In mid-2008, the Australian Government introduced a new withholding tax regime applicable to certain distributions paid to foreign investors from an Australian ‘managed investment trust’ (MIT), which should present an attractive tax-effective opportunity for real estate, private equity and infrastructure investments in Australia.

Under the regime, the applicable withholding tax rate has been progressively reduced from a 30% tax rate applicable prior to 1 July 2008 to a 7.5% final withholding tax rate applicable to distributions in respect of income years from 1 July 2010. As long as the MIT meets the usual requirements to maintain its flow-through status, there is no additional Australian taxation of the MIT at the entity level.

This tax ‘gateway’ applies to distributions of Australian-sourced net income (i.e. ‘fund payments’) from MITs to certain non-resident investors (see below). The reduced withholding tax does not apply to distributions from MITs that are not ‘fund payments’, such as distributions sourced from dividends, interest (e.g. interest income or amounts paid in the nature of interest, such as a discount on a security) or royalties, which are subject to separate withholding tax arrangements and a reduced rate of tax withholding or exemption may still apply to such amounts e.g. no withholding tax applies in respect of franked dividends. In light of this, the reduced MIT withholding tax arrangements are likely to be of primary benefit in relation to investments in Australian real estate, private equity and infrastructure.

In determining the amount of the ‘fund payment’ to which the reduced withholding tax applies in the relevant income year, any capital gain (or capital loss) that happens in relation to an asset that is not taxable Australian property and amounts that are not from an Australian source are excluded.

For the reduced withholding tax to apply to an investor, the investor must be resident in an ‘information exchange country’, which includes (among others) the Argentina, Bermuda, Canada, China, Czech Republic, Denmark, Finland, France, Germany, Hungary, India, Ireland, Italy, Japan, Malta, Netherlands, Norway, Poland, Romania, Russia, Slovakia, Spain, Sweden, United Kingdom and the United States.

A ‘fund payment’ made to an investor that is resident in a country that does not have an information exchange agreement with Australia will continue to be subject to a 30% withholding tax rate.

To take advantage of the reduced withholding tax rate, the trust must be a MIT as that term is defined in the Taxation Administration Act. This definition requires that it be:

  • structured as an Australian-domiciled unit trust (i.e. the trustee must be an Australian resident or the central management and control of the trust must be in Australia); and
  • ‘managed investment scheme’ registered with the Australian Securities and Investments Commission (ASIC) (whether it needs to be registered has attracted debate, although the Australian Taxation Office (ATO), in an Interpretative Decision on 4 December 2009, expressed the view that it needs to be registered) - the trustee of the trust would need to hold an Australian financial services licence to operate the registered scheme as ‘responsible entity’ and apply to ASIC for registration of the trust as a ‘managed investment scheme’; and
  • listed on an approved stock exchange in Australia or ‘widely held’ i.e. it must have at least 50 members itself or a member of the trust must be a specified ‘widely held’ entity, such as a complying superannuation fund or a foreign superannuation fund with at least 50 members, a life insurance company, a foreign collective investment scheme (with similar status to a managed investment scheme) with at least 50 members or another MIT (including indirectly as part of a ‘chain of trusts’ where each trust in the chain satisfies the MIT requirements).

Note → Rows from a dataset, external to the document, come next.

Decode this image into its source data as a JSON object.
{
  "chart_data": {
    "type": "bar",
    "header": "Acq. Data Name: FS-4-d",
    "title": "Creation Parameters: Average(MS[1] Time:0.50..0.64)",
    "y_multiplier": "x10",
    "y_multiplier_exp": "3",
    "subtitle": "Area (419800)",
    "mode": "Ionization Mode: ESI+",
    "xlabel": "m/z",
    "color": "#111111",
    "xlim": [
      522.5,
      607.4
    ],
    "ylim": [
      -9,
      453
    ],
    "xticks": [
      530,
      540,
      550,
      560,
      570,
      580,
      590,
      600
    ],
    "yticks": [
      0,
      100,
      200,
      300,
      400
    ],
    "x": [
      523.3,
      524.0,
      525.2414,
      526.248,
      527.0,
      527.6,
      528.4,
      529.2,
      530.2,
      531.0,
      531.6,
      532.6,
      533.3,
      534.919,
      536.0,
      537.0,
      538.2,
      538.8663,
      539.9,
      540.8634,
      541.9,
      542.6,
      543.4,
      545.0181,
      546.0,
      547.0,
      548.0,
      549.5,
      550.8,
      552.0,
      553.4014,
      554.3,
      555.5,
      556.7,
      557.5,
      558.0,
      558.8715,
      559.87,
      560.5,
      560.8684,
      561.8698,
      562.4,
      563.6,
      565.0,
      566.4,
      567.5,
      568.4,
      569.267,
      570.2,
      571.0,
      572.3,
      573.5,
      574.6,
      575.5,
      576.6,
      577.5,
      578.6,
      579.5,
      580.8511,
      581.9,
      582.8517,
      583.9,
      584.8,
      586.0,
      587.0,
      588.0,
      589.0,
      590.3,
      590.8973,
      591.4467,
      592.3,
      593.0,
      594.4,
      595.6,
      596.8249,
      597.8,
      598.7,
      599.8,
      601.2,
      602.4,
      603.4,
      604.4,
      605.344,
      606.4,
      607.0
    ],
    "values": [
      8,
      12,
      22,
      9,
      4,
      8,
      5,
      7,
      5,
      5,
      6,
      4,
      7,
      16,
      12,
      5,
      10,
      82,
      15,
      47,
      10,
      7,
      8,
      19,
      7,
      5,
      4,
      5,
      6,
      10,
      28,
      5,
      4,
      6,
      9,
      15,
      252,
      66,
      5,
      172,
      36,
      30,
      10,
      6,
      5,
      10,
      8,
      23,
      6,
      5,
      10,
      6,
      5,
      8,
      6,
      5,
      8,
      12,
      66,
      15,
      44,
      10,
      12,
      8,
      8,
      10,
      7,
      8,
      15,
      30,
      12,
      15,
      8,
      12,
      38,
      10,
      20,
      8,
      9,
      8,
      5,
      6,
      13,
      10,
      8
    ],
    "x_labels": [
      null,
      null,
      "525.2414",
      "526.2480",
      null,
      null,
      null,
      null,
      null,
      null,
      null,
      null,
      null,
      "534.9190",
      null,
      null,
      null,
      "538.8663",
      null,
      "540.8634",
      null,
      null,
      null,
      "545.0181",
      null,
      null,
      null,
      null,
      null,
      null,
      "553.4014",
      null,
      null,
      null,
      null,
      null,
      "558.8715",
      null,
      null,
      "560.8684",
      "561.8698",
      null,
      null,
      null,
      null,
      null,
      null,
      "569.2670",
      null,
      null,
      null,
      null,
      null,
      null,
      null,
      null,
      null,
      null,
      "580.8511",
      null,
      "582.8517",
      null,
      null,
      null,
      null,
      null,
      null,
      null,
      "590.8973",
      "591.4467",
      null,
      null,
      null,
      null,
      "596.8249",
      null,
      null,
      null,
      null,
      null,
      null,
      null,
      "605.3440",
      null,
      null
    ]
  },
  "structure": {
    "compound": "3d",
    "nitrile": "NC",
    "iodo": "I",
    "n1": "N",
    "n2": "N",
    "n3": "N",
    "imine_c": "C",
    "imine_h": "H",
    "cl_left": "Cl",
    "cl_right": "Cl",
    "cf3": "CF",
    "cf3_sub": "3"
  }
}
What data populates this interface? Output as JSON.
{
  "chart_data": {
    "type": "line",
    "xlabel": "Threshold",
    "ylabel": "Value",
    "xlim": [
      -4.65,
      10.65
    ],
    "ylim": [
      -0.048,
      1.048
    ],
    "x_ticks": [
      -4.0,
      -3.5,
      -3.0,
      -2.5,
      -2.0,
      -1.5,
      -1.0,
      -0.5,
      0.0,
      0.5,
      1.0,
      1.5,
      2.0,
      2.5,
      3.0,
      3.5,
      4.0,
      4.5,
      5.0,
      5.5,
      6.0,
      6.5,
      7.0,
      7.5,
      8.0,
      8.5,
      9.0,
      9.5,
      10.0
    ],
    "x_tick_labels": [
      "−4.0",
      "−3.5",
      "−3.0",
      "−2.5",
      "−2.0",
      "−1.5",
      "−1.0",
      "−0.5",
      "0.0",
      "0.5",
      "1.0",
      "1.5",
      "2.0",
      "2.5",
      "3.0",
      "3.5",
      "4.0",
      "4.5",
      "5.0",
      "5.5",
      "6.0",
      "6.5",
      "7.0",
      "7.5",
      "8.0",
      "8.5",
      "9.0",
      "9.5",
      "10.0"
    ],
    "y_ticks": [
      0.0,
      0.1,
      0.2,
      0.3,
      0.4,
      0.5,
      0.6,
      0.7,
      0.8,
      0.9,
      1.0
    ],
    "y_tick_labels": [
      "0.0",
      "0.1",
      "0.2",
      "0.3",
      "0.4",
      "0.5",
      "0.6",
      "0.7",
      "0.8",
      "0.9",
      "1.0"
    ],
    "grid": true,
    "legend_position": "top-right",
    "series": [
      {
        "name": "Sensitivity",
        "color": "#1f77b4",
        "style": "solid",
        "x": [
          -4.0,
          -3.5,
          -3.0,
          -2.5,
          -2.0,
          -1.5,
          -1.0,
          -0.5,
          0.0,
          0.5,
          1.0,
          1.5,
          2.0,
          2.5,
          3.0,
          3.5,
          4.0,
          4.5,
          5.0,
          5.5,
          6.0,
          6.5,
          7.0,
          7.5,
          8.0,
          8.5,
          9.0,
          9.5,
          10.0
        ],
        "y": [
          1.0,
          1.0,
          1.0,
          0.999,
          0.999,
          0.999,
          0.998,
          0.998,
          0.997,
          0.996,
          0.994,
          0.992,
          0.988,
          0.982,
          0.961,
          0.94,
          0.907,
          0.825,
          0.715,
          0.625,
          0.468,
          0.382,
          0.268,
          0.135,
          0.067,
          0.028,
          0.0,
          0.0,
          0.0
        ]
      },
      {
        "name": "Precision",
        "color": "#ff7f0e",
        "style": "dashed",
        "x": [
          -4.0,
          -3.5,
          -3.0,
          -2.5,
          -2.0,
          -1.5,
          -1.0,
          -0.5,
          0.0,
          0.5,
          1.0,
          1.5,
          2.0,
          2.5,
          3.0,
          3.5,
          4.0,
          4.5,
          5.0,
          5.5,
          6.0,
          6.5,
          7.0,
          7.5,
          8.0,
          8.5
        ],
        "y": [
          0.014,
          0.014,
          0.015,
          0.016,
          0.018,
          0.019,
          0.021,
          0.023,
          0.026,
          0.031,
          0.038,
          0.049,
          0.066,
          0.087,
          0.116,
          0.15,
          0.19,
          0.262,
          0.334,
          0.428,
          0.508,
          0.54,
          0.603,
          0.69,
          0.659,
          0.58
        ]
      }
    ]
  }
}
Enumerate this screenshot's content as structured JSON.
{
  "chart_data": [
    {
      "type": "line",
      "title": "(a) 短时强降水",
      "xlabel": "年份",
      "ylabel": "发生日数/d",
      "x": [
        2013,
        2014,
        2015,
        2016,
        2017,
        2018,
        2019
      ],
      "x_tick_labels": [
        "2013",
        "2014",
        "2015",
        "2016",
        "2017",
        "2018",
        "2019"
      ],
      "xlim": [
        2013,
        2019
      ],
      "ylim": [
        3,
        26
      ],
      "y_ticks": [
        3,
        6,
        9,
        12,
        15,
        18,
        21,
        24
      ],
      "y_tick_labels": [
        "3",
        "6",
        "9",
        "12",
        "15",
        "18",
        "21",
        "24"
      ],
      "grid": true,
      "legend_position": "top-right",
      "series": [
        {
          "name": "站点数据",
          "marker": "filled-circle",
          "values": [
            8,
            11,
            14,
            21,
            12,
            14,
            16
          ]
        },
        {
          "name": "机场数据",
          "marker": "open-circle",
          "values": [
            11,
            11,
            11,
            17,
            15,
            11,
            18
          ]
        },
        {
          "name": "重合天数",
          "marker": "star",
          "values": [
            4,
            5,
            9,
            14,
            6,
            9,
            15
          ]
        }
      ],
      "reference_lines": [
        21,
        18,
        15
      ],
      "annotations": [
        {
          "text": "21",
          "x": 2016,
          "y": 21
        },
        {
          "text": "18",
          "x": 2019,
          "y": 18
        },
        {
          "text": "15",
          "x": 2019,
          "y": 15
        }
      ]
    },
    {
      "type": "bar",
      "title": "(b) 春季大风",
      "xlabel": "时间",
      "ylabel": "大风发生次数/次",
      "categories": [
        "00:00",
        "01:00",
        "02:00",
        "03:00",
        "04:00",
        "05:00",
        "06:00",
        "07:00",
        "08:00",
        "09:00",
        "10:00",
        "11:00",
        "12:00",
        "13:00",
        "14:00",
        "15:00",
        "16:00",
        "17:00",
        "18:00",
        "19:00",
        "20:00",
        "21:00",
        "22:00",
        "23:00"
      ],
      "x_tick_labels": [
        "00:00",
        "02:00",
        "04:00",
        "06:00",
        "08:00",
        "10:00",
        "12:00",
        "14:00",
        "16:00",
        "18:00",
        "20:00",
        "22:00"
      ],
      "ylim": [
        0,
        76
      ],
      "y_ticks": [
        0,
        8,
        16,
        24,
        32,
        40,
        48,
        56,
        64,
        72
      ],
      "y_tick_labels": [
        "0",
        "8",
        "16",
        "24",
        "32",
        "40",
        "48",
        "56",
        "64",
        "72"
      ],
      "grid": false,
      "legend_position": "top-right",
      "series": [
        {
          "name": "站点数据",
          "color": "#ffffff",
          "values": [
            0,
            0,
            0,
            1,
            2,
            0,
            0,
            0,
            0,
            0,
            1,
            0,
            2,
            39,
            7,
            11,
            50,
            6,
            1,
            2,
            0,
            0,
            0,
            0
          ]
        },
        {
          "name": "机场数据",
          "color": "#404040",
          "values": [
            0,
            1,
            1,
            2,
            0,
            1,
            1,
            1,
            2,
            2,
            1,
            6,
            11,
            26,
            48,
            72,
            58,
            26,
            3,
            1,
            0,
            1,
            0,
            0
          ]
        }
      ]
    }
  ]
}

The ‘tracing’ rules which apply in determining whether a trust is ‘widely held’ should allow for many unlisted trusts to take advantage of the reduced withholding tax rate (assuming they satisfy the other requirements).

The listed / ‘widely held’ requirement will not be satisfied in respect of any income year if a foreign resident individual, directly or indirectly: (i) held (or had the right to acquire) interests representing 10% or more of the value of the interests in the trust; (ii) had the control of (or the ability to control) 10% or more of the rights attaching to membership interests in the trust; or (iii) had the right to receive 10% or more of any distribution of income that the trustee may make.

On 10 February 2010, the Assistant Treasurer also announced a proposed expansion of the definition of a MIT applicable to the withholding tax rules (to ensure closer alignment with the extended definition of that term in the capital account reforms discussed below). In particular, it is proposed that the definition of MIT in relation to the withholding tax rules will be extended to include many types of wholesale managed investment schemes and government-owned managed investment schemes, subject to appropriate integrity rules. In addition, the changes will potentially introduce a ‘trading business test’ for trusts that would otherwise qualify as a MIT and clarify the operation of the MIT definition where there is only one member. Legislation to implement these announced changes is yet to be introduced.